L'indagine che vede coinvolti vertici e professori dell'Università per Stranieri di Perugia dopo l'esame di italiano sostenuto da Luis Suarez e viziato da gravi irregolarità è stata condotta dal Nucleo di Polizia Economico-Finanziaria della Guardia di Finanza di Perugia sotto il comando del colonnello Selvaggio Sarri. Ai microfoni di Fanpage.it ha raccontato dettagli e retroscena di un'attività investigativa che va avanti da mesi e ha riscontrato evidenti anomalie nei giorni precedenti allo svolgimento dell'esame del calciatore uruguaiano, predisposto nei minimi dettagli da persone all'interno dell'ateneo.

"Stavamo indagando in merito da febbraio 2020, su delega della Procura della Repubblica di Perugia, sulla gestione amministrativa poco chiara dell'Università degli Stranieri – ha spiegato il colonnello Sarri -. Nel corso delle attività tecniche avviate abbiamo intercettato delle conversazioni che riguardavano lo svolgimento dell'esame, la fase propedeutica e quindi la richiesta della Juventus di far svolgere l'esame affinché Suarez potesse completare l'iter per diventare cittadino italiano e quindi comunitario, avendo lui la moglie di origine italiana".

È qui che all'interno dell'ateneo inizia un iter diverso dal solito per l'esame di Luis Suarez: "Probabilmente i vertici dell'Università, ammaliati dalla possibilità di avere questo candidato illustre e di avere rapporti futuri con la Juventus, hanno dato la massima disponibilità e hanno subito fatto un corso online, visto il tempo ridotto di una settimana. Però si sono accorti che Suarez a malapena comprendeva l'italiano e non lo parlava per niente. Quindi hanno fatto un corso ad hoc, incentrato sulle domande che gli avrebbero fatto, e gli hanno fatto imparare a memoria delle risposte in modo tale che durante l'esame riuscisse a dire qualcosa, stando attenti a non uscire dai binari con altre domande".

Così come le domande, anche le valutazioni erano già concordate: "Avevano, preventivamente, già stabilito già la votazione da attribuirgli: il livello B1, quello necessario introdotto da Salvini nei Decreti Sicurezza per richiedere la cittadinanza italiana. Il certificato, il verbale, era già tutto predisposto. Quando Suarez si è presentato a Perugia per sostenere l'esame era solo un pro-forma, perché bisognava sostenere l'esame in presenza.

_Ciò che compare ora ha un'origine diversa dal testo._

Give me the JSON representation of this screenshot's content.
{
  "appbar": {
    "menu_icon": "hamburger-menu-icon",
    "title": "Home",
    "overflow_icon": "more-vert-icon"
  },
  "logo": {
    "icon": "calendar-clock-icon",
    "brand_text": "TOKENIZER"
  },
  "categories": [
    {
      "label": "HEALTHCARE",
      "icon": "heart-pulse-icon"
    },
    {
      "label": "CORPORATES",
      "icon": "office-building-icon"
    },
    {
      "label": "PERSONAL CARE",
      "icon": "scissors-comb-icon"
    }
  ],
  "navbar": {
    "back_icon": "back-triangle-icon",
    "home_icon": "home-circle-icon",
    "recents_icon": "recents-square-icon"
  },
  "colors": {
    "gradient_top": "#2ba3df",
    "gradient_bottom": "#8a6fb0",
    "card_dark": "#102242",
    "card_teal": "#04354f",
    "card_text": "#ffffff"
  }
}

Lui è riuscito a dire quelle quattro cose che aveva imparato a memoria e questo gli avrebbe consentito di avere la certificazione per completare l'iter della cittadinanza. Questa cosa, però, non riguarda la nostra indagine perché noi abbiamo monitorato solo il discorso dell'esame e ci siamo concentrati su quello che accadeva all'interno dell'Università".

All'interno dell'ateneo la preoccupazione era che Suarez, incrociando i giornalisti assiepati all'esterno della struttura, potesse incappare in un'intervista indesiderata, finendo per mettere a nudo le sue evidenti lacune linguistiche. Così si è studiato un percorso ad hoc per guidarlo all'esterno evitando contatti con la stampa: "I vertici si preoccupavano di far uscire Suarez da vie secondarie per evitare che venisse intervistato dai giornalisti e tutti si accorgessero che non sapeva parlare italiano".

Il giocatore non è indagato ("Ha beneficiato di condotte illecite commesse da pubblici ufficiali, non è tra gli indagati") mentre sulla posizione della Juventus nella vicenda non sono state ravvisate anomalie, allo stato attuale dell'indagine: "Juventus coinvolta nell'organizzazione dell'esame? Ne ha manifestato l'esigenza. Non abbiamo evidenze particolari, a meno che nel corso delle perquisizioni in atto non troviamo qualcos'altro. Per il momento gli indagati sono solo all'interno dell'Ateneo".